Yıllarca, bugün artık var olmayan tercihli otobüs yolundan yürümüşüz maç sonraları…
Ama hep bir şeyler eksik kalmış içimizde…
O eksikliği tamamlamaya, tarif edilemeyen o büyük boşluğu doldurmaya gidiyoruz o gece…
Dilimizde tek bir şarkı var:
Tribünlerde coşacaksın, kupaları alacaksın…
Sen şampiyon olacaksın, seni sevmeyen ölsün, ölsün.
14 senelik bu çile, bitsin artık bu sene…

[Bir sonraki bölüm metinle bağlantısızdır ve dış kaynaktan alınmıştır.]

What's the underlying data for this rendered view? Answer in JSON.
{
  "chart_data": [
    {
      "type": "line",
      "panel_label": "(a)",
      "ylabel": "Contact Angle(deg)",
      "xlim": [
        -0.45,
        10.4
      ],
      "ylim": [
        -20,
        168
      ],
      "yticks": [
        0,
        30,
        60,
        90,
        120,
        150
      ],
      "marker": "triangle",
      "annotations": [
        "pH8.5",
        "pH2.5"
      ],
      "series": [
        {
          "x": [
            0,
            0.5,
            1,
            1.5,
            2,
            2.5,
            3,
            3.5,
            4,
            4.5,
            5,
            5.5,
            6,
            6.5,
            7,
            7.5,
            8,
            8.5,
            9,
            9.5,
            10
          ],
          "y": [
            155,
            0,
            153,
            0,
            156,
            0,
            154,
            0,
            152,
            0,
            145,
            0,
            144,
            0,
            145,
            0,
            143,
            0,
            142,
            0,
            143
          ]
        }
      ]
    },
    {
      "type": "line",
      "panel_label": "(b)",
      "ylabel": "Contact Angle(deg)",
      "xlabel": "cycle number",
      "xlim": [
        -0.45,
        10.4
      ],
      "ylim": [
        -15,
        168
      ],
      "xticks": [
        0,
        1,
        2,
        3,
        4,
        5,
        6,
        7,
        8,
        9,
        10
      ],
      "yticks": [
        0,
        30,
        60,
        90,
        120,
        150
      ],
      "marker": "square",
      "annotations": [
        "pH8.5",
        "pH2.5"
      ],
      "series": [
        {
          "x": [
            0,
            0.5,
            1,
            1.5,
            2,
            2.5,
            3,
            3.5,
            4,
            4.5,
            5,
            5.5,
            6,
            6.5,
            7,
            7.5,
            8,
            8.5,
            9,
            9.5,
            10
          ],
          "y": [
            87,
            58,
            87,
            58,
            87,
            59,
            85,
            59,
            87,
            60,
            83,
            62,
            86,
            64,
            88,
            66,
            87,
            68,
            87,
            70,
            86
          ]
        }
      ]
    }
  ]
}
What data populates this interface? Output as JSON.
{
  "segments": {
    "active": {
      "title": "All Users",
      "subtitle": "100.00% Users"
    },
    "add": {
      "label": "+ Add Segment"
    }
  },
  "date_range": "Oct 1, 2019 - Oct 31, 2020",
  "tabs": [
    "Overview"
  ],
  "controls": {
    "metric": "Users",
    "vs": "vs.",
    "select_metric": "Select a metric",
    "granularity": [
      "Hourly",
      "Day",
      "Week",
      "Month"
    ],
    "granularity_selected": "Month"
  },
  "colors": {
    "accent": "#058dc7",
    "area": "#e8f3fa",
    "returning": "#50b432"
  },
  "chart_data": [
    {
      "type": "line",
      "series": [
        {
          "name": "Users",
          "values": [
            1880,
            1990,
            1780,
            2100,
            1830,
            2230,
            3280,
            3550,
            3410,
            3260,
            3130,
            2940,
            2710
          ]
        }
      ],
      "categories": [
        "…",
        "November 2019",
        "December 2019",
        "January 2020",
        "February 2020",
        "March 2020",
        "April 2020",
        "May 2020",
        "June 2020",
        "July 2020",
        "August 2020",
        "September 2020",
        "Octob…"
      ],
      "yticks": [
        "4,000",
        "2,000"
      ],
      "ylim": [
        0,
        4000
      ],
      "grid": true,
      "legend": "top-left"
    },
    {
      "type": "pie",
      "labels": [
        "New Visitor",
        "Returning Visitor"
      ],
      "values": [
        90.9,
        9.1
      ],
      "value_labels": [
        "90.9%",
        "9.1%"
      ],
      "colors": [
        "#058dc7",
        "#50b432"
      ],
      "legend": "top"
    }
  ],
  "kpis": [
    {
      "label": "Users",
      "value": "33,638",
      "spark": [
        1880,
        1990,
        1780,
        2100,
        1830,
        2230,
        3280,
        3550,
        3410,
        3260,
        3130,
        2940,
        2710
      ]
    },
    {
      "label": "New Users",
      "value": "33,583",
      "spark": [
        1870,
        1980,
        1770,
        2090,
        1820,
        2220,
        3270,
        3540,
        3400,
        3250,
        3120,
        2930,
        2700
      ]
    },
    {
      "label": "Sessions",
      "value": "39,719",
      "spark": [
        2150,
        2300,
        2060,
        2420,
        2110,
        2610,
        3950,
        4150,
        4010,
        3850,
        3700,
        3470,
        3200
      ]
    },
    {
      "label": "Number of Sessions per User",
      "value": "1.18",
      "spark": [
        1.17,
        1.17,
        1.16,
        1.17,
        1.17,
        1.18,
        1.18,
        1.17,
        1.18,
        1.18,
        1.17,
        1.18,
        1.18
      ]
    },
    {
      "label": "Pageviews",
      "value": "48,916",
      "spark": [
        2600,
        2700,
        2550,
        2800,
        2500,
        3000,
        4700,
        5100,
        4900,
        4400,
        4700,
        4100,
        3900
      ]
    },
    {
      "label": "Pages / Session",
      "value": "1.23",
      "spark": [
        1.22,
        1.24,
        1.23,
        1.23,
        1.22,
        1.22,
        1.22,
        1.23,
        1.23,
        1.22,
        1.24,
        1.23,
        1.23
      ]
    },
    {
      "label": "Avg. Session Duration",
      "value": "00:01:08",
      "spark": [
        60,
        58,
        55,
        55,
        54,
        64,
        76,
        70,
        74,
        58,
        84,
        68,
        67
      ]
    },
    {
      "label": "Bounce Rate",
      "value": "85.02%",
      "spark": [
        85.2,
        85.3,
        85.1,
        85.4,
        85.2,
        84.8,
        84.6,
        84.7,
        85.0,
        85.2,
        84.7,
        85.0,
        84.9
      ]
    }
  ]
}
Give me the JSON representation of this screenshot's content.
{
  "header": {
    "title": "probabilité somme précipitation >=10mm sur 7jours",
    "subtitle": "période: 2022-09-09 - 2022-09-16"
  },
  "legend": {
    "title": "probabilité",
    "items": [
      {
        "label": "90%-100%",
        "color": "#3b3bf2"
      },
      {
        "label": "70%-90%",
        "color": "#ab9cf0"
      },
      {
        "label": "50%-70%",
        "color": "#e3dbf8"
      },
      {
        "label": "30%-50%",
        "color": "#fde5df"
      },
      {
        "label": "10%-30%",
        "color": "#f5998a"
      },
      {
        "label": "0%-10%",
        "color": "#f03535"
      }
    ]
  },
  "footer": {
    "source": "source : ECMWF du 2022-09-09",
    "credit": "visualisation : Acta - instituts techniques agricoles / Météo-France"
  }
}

Sen şampiyon olacaksın, seni sevmeyen ölsün, ölsün.
+++
Saat 05:00… Ortalık mahşer yeri…
Gişelerin ışığı yanıyor, kalabalık dalgalanıyor…
Işık sönüyor, herkes olduğu yere çöküp beklemeye başlıyor.
Ve saat 9’da kapılar açılıyor.
Yok böyle bir izdiham.
Çünkü dışarıda kalmak ölmekten beter sabahı dar eden on binlerce yürek için…
Ve içerideyiz…
UEFA normları gereği son yıllarda 18 bin seyirci alabilen Ali Sami Yen’de, o gün tamı tamına 35 bin 845 can var.
Merdiven boşluğu hak getire…
Herkes üst üste…
Maç bitene kadar tuvalete gitmek imkansız…
Büfelerden yiyecek almak mümkün değil.
Ama zaten hiç kimse aç değil…
Tek açlık, şampiyonluğa…
Tek açlık, sarı ile kırmızıya…
+++
Yıl 1987…
Günlerden 7 Haziran…
Maç: Galatasaray-Eskişehirspor…
Skor: 2-1…
Oradaydım…
+++
Artık fiziken taşınıyoruz Mecidiyeköy’den…
Milyonlarca Galatasaraylı ruhunu götürüyor Aslantepe’ye…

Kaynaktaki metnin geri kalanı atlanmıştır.